The solution was not a single parameter change but finding the balance between three parameters. I needed the costmap to:

  1. Actually detect the low planks
  2. Treat them as obstacles to avoid
  3. Not inflate them so much that valid paths disappeared

 The final configuration was:

  • min_obstacle_height (global_costmap / obstacle_layer): Lowered the sensor filter threshold from 0.1 to 0.05 so planks would register as obstacles.
  • inflation_radius (both costmaps): Reduced from 0.5 to 0.35 to correct over-corrected value and open up narrow passages.
  • cost_scaling_factor (both costmaps): Increased to 4.0 from 2.0. Higher scaling meant costs dropped off faster within the 0.35m inflation radius.

I rebuilt, relaunched, and sent a goal through a passage between planks.

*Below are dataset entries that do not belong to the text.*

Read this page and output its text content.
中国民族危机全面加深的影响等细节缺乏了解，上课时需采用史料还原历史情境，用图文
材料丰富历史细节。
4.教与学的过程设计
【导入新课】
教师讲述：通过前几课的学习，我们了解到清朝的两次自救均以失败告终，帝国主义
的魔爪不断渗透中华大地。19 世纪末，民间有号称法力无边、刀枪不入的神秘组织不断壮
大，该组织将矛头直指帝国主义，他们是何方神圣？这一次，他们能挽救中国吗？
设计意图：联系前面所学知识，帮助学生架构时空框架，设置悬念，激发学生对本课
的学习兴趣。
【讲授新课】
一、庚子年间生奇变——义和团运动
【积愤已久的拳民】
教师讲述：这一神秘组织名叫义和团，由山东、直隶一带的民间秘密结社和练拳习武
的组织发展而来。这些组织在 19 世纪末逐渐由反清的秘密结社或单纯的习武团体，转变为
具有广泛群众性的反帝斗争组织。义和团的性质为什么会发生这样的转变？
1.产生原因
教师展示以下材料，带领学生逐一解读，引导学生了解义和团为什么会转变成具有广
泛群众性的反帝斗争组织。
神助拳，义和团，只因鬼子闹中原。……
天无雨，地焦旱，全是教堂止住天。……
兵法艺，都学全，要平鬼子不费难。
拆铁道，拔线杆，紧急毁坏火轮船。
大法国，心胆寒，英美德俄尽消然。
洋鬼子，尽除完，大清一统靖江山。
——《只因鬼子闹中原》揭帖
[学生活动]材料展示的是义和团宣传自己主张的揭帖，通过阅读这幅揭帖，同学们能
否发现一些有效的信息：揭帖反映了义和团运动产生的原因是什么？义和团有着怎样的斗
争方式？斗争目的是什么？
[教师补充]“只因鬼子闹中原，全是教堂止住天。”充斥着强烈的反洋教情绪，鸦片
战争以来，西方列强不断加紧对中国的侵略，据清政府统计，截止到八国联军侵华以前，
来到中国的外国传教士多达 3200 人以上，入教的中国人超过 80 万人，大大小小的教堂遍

The planner generated a reasonable path and started moving. It approached the first plank, adjusted its trajectory, and navigated around it cleanly. Then the second one, and finally passed through the narrow gap.

It reached its goal: the villain was defeated.

Lessons beyond Code

During this process, the most time-consuming part, however, was not the debugging of the planks. It was not the implementation of A* or the parameter tuning. It was the cycle that came after every single change:

  1. Close Gazebo
  2. Close RViz
  3. Terminate multiple ROS 2 launch processes
  4. Restart the entire navigation stack
  5. Send a new navigation goal
  6. Observe the result
  7. Repeat

Additionally, RViz and Nav2 components would flood the console with hundreds of INFO-level messages per second. Buried somewhere in this avalanche would be that one critical line I actually needed. Finding that line required me to either copy the entire terminal and paste it into a text editor and use Ctrl+F. Every single time!

This project taught me more than path planning or ROS 2 navigation. The unexpected lesson was about development tools and automation. If I were to do this again, I would spend some time building automation: a bash script to reset and relaunch everything with a single command, log filtering configured, a parameter testing framework.

The RXR course at UEF, supported by Henki Robotics’ materials and Professor Jormanainen’s structure, gave me exactly what I came for: hands-on robotics experience where I owned the problem completely. When you are three hours deep into a debugging spiral over planks, you do not want to wonder whether your ROS 2 config is broken too. The clean separation in Henki Robotics’ repository meant I could direct my focus exactly where it belonged: at my own experiments.

I am forever grateful for the experience Henki Robotics enabled, and doing it all open-source means any student, anywhere, can pick this up and build on it.

And the planks? They were, of course, defeated in the end.